Le référendum obligatoire en matière de traités internationaux pourrait être étendu. C’est ce que propose l’initiative populaire de l’ASIN «Accords internationaux: la parole au peuple!», soumise au vote le 17 juin.

Le conseiller national UDC Luzi Stamm, le docteur en droit Richard Wengle et le député zurichois Hans-Ueli Vogt, lors de la présentation à la presse du sujet.

Le conseiller national UDC Luzi Stamm, le docteur en droit Richard Wengle et le député zurichois Hans-Ueli Vogt, lors de la présentation à la presse du sujet. Image: Keystone

Croissance pléthorique des votations

L’initiative de l’ASIN risque d’entraîner une pléthore de scrutins. Depuis 1921, les Suisses auraient pu demander potentiellement le référendum pour des traités internationaux à 296 reprises. Ils n’y ont eu recours que dix fois en 90 ans, refusant deux accords. L’EEE n’était pas concerné.

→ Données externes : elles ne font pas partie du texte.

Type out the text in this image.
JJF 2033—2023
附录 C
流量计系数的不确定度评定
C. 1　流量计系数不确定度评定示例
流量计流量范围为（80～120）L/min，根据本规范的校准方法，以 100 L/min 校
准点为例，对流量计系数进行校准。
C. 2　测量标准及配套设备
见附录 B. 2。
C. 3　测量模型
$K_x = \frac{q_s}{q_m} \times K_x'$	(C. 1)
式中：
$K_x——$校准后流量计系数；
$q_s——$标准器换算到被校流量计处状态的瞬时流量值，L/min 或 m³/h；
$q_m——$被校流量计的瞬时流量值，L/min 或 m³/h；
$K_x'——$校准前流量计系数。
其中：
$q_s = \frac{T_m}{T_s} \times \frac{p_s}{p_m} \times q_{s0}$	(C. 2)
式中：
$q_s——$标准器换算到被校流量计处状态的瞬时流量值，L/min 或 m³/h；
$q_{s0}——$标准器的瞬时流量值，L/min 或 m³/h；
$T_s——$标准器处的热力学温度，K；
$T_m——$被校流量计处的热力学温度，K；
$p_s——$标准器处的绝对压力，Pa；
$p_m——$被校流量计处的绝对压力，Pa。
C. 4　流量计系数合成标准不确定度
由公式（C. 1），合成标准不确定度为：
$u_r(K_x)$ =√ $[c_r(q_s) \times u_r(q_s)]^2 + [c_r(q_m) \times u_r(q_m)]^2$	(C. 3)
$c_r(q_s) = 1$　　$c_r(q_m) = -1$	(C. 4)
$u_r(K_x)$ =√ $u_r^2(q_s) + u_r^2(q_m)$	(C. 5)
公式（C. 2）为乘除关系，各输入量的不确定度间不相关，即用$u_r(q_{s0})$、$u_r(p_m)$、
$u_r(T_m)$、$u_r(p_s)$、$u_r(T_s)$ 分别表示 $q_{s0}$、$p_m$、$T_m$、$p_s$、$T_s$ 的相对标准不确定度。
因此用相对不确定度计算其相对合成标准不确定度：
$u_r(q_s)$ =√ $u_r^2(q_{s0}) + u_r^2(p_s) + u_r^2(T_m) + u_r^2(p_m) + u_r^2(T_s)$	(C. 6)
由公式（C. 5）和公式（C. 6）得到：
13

Les autorités ont décidé elles-même de soumettre l’adhésion à l’Espace économique européen, le 6 décembre 1992, au vote des cantons et du peuple. Les opposants n’ont pas eu besoin de recourir au référendum facultatif. Cet instrument populaire a en revanche réussi à faire capoter deux autres accords en 1923 et en 1976.

Dans le premier cas, il s’agissait de la convention entre la Suisse et la France réglant les relations de commerce et de bon voisinage entre les anciennes zones franches de la Haute Savoie et du pays de Gex et les cantons suisses limitrophes. Dans l’autre, d’un accord entre la Confédération et l’association internationale de développement (IDA) relatif à un prêt de 200 millions de francs.

La tendance à empoigner le référendum est à la hausse. Sept des dix recours à ce moyen de contrôle démocratique ont été enregistrés ces derniers 20 ans. De manière générale, l’importance des traités internationaux a passablement crû depuis l’introduction de la possibilité de référendum sur ces textes en 1921.

Jusqu’en 1980, 91 accords auraient pu être contestés par le corps électoral. C’est moins que durant la dernière décennie, révèle une étude publiée par le Forum de politique étrangère foraus. La Suisse passe actuellement quelque 500 accords par an.

L’initiative de l’Association pour une Suisse indépendante et neutre (ASIN) pourrait quant à elle entraîner huit votations supplémentaires par année, estiment les auteurs de l’étude. A ce rythme, les dépenses augmenteraient de 23 millions en moyenne par an.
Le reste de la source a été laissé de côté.